Keep up the good work!
| Rogue Energizer Bunny 6/4/12 . chapter 4
Hehe. Now I'm going to refer to him as REX. Forever. In my mind.
Anways, I think REX sounds adorable, and CLARK is awesome too.
Go draw me a picture.
JK. Unless you want me to, because my angry dememted bunny profile pic looks like shit, I mean, let's be honest here.
| Ed Harley 5/28/12 . chapter 1
Even with the eye gauging and crotch kicking; still it’s more dignified than congress. I’m figuratively blown away! Terrific funny weird novel idea! Skillfully written, unpredictable.
The first section made me laugh at Rex’s misery; now I feel bad about laughing. The second part was real concise; nice pragmatic fighter’s viewpoint.
What does ‘AU’ mean?
| RedNoble 5/18/12 . chapter 3
and so i was planning on going on a huge rant about how crappy life is and how done i'm with trying to keep up with it. i'd get on my virtual knees and apologize for my incompetence and tardiness. i'd plead for forgiveness, but instead i'd figured you'd rather get a review instead of a whiny excuse-bearing message.. and so.. here i am.
forgive me? no? alright.. i'll just go jump off my window now.
IN REGARDS TO YOUR STORY:
OH! I CAUGHT ONE! I caught a spelling-error fish.
"Boss doesn't MEET my eyes." not, "Boss doesn't met my eyes." it's in the second part of REX's POV.
"Ad I take a deep breath".. is that meant to be 'And' instead of 'Ad'?
"Rex can learn t take it." you ate the O in 'to'
holy cow. that's intense. so, the action is starting and they will need more than a miracle to save them! i wanna see what happens. hopefully Rex dosen't die... i like his character.
| JaredDean 5/16/12 . chapter 3
This is really great. I want you to write more!
| JaredDean 5/16/12 . chapter 2
This is great. I'm totally into this story
| JaredDean 5/16/12 . chapter 1
Hey, this is a really great first chapter. Well written. Great description. Liked it very much. I like your style.
| inorison 5/16/12 . chapter 3
Ah hah, things really are starting to happen now! I must admit that I'm cheering for Rex, even though it seems painfully obvious that no amount of Rocky-esque training montages are going to whip that team into shape to take on Nindara 1. Color me a hopeless underdog-cheerer.

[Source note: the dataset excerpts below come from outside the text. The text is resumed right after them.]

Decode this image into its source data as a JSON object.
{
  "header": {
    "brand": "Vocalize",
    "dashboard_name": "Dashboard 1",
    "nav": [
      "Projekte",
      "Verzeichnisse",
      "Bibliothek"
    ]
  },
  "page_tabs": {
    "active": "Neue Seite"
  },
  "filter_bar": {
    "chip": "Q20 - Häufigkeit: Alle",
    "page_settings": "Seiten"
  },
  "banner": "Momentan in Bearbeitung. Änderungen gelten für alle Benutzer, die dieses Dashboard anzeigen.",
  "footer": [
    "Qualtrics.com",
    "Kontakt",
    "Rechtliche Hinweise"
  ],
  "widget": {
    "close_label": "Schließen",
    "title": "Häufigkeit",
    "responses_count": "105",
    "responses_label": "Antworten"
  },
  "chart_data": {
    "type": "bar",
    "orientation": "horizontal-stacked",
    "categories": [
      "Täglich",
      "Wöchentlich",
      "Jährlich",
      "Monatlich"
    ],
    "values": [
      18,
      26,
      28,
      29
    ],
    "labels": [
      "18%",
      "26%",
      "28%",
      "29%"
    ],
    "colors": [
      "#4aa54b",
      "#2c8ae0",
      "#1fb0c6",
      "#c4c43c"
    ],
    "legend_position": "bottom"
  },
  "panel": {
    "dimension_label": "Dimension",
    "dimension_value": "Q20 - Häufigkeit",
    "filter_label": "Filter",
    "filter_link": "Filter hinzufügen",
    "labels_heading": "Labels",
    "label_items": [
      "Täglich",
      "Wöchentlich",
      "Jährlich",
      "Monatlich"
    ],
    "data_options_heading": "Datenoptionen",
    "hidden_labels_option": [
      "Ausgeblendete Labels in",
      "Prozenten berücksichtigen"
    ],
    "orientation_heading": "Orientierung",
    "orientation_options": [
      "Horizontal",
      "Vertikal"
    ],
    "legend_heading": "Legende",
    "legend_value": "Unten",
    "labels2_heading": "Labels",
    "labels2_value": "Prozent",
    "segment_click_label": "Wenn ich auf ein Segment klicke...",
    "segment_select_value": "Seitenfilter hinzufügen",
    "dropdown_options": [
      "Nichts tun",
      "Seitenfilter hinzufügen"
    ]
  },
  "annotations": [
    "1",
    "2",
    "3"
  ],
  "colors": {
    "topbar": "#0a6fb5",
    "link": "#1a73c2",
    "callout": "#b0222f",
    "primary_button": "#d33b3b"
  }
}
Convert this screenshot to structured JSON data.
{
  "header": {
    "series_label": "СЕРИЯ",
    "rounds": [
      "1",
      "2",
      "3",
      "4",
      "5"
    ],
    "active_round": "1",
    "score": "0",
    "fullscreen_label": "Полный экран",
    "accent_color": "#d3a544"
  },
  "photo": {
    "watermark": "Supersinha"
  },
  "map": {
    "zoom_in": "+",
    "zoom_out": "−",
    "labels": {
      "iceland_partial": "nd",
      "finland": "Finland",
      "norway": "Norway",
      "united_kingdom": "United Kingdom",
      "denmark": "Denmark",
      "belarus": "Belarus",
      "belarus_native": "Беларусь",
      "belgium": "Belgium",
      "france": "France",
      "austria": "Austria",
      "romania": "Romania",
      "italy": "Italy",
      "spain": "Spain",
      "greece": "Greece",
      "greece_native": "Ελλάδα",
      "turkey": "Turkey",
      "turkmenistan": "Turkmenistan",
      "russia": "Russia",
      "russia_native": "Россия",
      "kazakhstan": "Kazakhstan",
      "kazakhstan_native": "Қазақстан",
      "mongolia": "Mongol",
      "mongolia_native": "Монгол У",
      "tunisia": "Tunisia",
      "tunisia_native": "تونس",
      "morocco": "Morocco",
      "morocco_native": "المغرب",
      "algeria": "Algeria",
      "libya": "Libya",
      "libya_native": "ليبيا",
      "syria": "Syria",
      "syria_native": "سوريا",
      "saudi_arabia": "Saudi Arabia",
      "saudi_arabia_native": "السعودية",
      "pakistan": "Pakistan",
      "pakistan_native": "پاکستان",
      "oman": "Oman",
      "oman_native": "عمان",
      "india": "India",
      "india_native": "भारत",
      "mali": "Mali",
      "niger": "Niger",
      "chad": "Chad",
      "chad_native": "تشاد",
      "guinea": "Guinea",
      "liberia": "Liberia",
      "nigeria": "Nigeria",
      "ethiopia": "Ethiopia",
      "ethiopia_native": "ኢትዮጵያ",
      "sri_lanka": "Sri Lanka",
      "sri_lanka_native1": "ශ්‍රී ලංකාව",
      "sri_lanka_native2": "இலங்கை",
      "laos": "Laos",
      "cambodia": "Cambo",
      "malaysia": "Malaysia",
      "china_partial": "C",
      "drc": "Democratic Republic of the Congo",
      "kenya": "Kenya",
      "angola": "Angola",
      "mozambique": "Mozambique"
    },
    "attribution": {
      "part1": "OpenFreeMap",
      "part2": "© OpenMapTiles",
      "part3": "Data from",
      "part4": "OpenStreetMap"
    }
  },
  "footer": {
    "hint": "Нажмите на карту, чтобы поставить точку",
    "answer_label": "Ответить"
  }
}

There are a few errors in here- you don't close the quotation mark for "Don't worry, I whisper", for example- but it's still certainly quite readable.
Unfortunately, I do notice the same problem that you did- sentence structure and how the story flows needs some work- but I'm drawing a blank on how to offer suggestions that don't sound painfully generic or obnoxiously nitpicky. Part of that I blame on the late hour, but part of it also is that I'm trying to decide how much should be kept for artistic reasons- having a bare-bones style works well for the more desperate setting- and how much should be changed.
I'll mull this over and see if I can come up with any suggestions. Hope to see another chapter soon!